In Lahore, a combination of bad governance, poor maintenance and non-professional bureaucratic management at the ministerial level is how power sector experts explain Saturday’s national electricity breakdown, fourth of its kind over the past 48 days.
The events of the breakdown created a sense of déjà vu and also explained general failure of governance, particularly in the power sector.
Saturday’s failure is a familiar story repeated three times over the past two months – internal safety mechanism creating a cascading effect, saving the system but plunging the entire country into darkness.
It took six hours to start first machine and bringing back the system took almost 12 hours. A few plants were still being restored as late as 7pm.
Former managing directors of different power sector companies termed it complete concoction; not of facts, but implications.
“It must be a world record of having four national breakdowns over the past 48 days – one for every 12 days,” regretted a former head of the Pakistan Electric Power Company (Pepco).
“The government has conveniently blamed sabotage for this breakdown; how about the last three ones? Previously, there have been 168 cases of sabotage on different transmission lines, and none of them resulted in a national breakdown. How and why this one has resulted differently? That is a question, which needs to be answered,” he said.

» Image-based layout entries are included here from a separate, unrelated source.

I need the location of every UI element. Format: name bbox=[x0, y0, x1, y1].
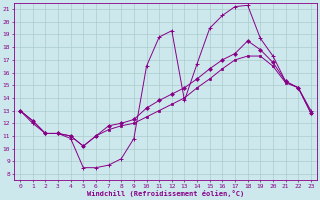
X-axis label: Windchill (Refroidissement éolien,°C): Windchill (Refroidissement éolien,°C) bbox=[87, 190, 244, 197]
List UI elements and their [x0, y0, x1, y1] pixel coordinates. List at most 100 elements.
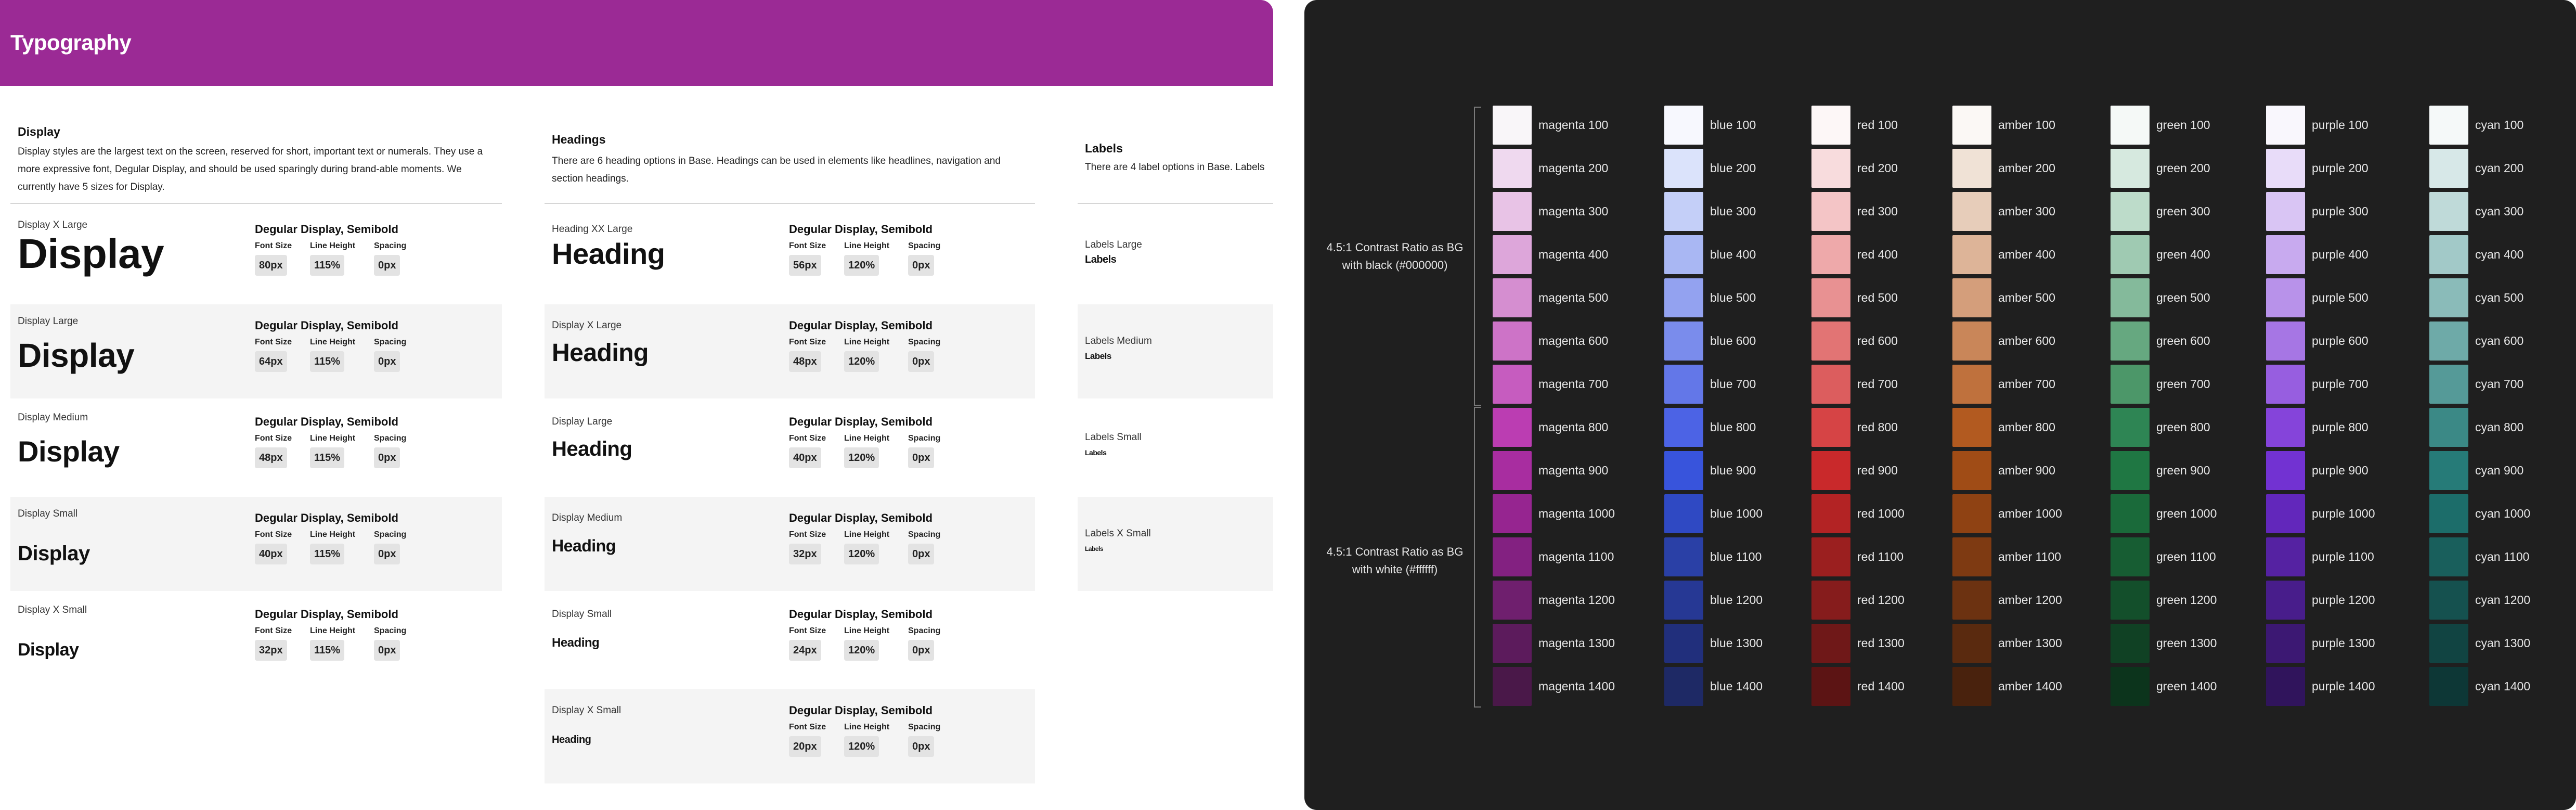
font-size-value: 20px [789, 736, 821, 757]
red-1200-swatch [1811, 581, 1850, 620]
type-style-name: Labels Small [1085, 432, 1142, 443]
magenta-900-swatch [1493, 451, 1532, 490]
type-row: Labels Small Labels [1078, 401, 1273, 495]
font-size-value: 32px [789, 544, 821, 564]
type-style-name: Display Medium [552, 512, 623, 523]
type-row: Display X Large Heading Degular Display, S… [545, 304, 1035, 398]
contrast-bracket-black [1474, 107, 1481, 406]
green-600-label: green 600 [2156, 334, 2210, 348]
cyan-1000-label: cyan 1000 [2475, 507, 2531, 520]
cyan-300-label: cyan 300 [2475, 204, 2524, 218]
font-size-header: Font Size [789, 338, 826, 346]
cyan-100-swatch [2429, 106, 2468, 145]
spacing-value: 0px [374, 351, 400, 372]
contrast-bracket-white [1474, 407, 1481, 708]
font-name: Degular Display, Semibold [789, 223, 933, 236]
amber-500-swatch [1952, 278, 1991, 317]
red-100-label: red 100 [1857, 118, 1898, 132]
font-size-header: Font Size [789, 723, 826, 731]
green-200-swatch [2111, 149, 2150, 188]
amber-1400-swatch [1952, 667, 1991, 706]
red-1000-label: red 1000 [1857, 507, 1905, 520]
type-sample: Heading [552, 438, 632, 460]
section-title: Headings [552, 133, 606, 146]
font-size-value: 56px [789, 255, 821, 276]
type-row: Labels X Small Labels [1078, 497, 1273, 591]
font-size-header: Font Size [255, 434, 292, 443]
amber-400-label: amber 400 [1998, 248, 2055, 261]
font-name: Degular Display, Semibold [255, 223, 398, 236]
font-size-value: 24px [789, 640, 821, 661]
green-100-label: green 100 [2156, 118, 2210, 132]
purple-900-label: purple 900 [2312, 464, 2368, 477]
blue-500-label: blue 500 [1710, 291, 1756, 304]
type-sample: Display [18, 435, 120, 468]
line-height-value: 120% [844, 736, 879, 757]
amber-900-label: amber 900 [1998, 464, 2055, 477]
type-row: Display X Small Display Degular Display, S… [10, 593, 502, 687]
font-size-header: Font Size [789, 241, 826, 250]
magenta-1400-swatch [1493, 667, 1532, 706]
spacing-value: 0px [908, 544, 935, 564]
font-size-header: Font Size [255, 241, 292, 250]
magenta-500-label: magenta 500 [1538, 291, 1609, 304]
spacing-value: 0px [374, 255, 400, 276]
green-800-label: green 800 [2156, 420, 2210, 434]
blue-300-label: blue 300 [1710, 204, 1756, 218]
cyan-900-swatch [2429, 451, 2468, 490]
type-sample: Labels [1085, 545, 1104, 552]
cyan-700-swatch [2429, 365, 2468, 404]
type-row: Labels Medium Labels [1078, 304, 1273, 398]
green-300-swatch [2111, 192, 2150, 231]
green-1300-label: green 1300 [2156, 636, 2217, 650]
magenta-700-label: magenta 700 [1538, 377, 1609, 391]
purple-300-label: purple 300 [2312, 204, 2368, 218]
green-900-swatch [2111, 451, 2150, 490]
purple-1400-swatch [2266, 667, 2305, 706]
blue-900-label: blue 900 [1710, 464, 1756, 477]
red-700-swatch [1811, 365, 1850, 404]
cyan-1400-swatch [2429, 667, 2468, 706]
magenta-1200-label: magenta 1200 [1538, 593, 1615, 607]
line-height-header: Line Height [310, 530, 356, 539]
magenta-1300-label: magenta 1300 [1538, 636, 1615, 650]
cyan-200-swatch [2429, 149, 2468, 188]
magenta-1400-label: magenta 1400 [1538, 679, 1615, 693]
amber-900-swatch [1952, 451, 1991, 490]
red-600-swatch [1811, 322, 1850, 361]
green-1000-swatch [2111, 494, 2150, 533]
red-500-label: red 500 [1857, 291, 1898, 304]
amber-1100-swatch [1952, 537, 1991, 576]
type-sample: Labels [1085, 448, 1107, 457]
magenta-100-swatch [1493, 106, 1532, 145]
spacing-value: 0px [374, 447, 400, 468]
font-size-header: Font Size [789, 434, 826, 443]
spacing-header: Spacing [908, 723, 941, 731]
line-height-header: Line Height [844, 241, 890, 250]
font-size-value: 48px [255, 447, 287, 468]
red-200-label: red 200 [1857, 161, 1898, 175]
green-300-label: green 300 [2156, 204, 2210, 218]
purple-100-label: purple 100 [2312, 118, 2368, 132]
purple-1200-swatch [2266, 581, 2305, 620]
typography-header: Typography [0, 0, 1273, 86]
font-size-header: Font Size [789, 530, 826, 539]
cyan-1000-swatch [2429, 494, 2468, 533]
red-900-swatch [1811, 451, 1850, 490]
green-800-swatch [2111, 408, 2150, 447]
purple-200-label: purple 200 [2312, 161, 2368, 175]
red-400-swatch [1811, 235, 1850, 274]
magenta-1100-label: magenta 1100 [1538, 550, 1614, 563]
blue-1000-label: blue 1000 [1710, 507, 1763, 520]
type-sample: Heading [552, 536, 616, 555]
blue-700-swatch [1664, 365, 1703, 404]
contrast-note-black: 4.5:1 Contrast Ratio as BG with black (#… [1326, 241, 1464, 272]
type-sample: Heading [552, 734, 591, 745]
type-sample: Labels [1085, 351, 1111, 361]
cyan-1300-swatch [2429, 624, 2468, 663]
cyan-200-label: cyan 200 [2475, 161, 2524, 175]
blue-600-label: blue 600 [1710, 334, 1756, 348]
blue-1400-swatch [1664, 667, 1703, 706]
cyan-1400-label: cyan 1400 [2475, 679, 2531, 693]
type-sample: Heading [552, 339, 649, 367]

In Islamabad, Federal Minister for Water and Power Khawaja Asif on Monday said that the power system, which was attacked by insurgents in Balochistan, will be restored by this evening.
According to a report on the state-run Radio Pakistan website, Asif told reporters that steps have been taken to improve the security of power pylons and an inquiry has been ordered. The ministry has also been instructed to submit a report within 48 hours, he said.
Asif ruled out speculations that the power shortage was a result of the oil crisis and said that Pakistan State Oil has booked 12 orders which will start to arrive by Wednesday.
He also said that the ministry is making efforts to bring loadshedding to zero in industrial areas within the next few days. To avoid complete power breakdowns in the future, the minister said that USAID and the China State Grid have been asked for assistance.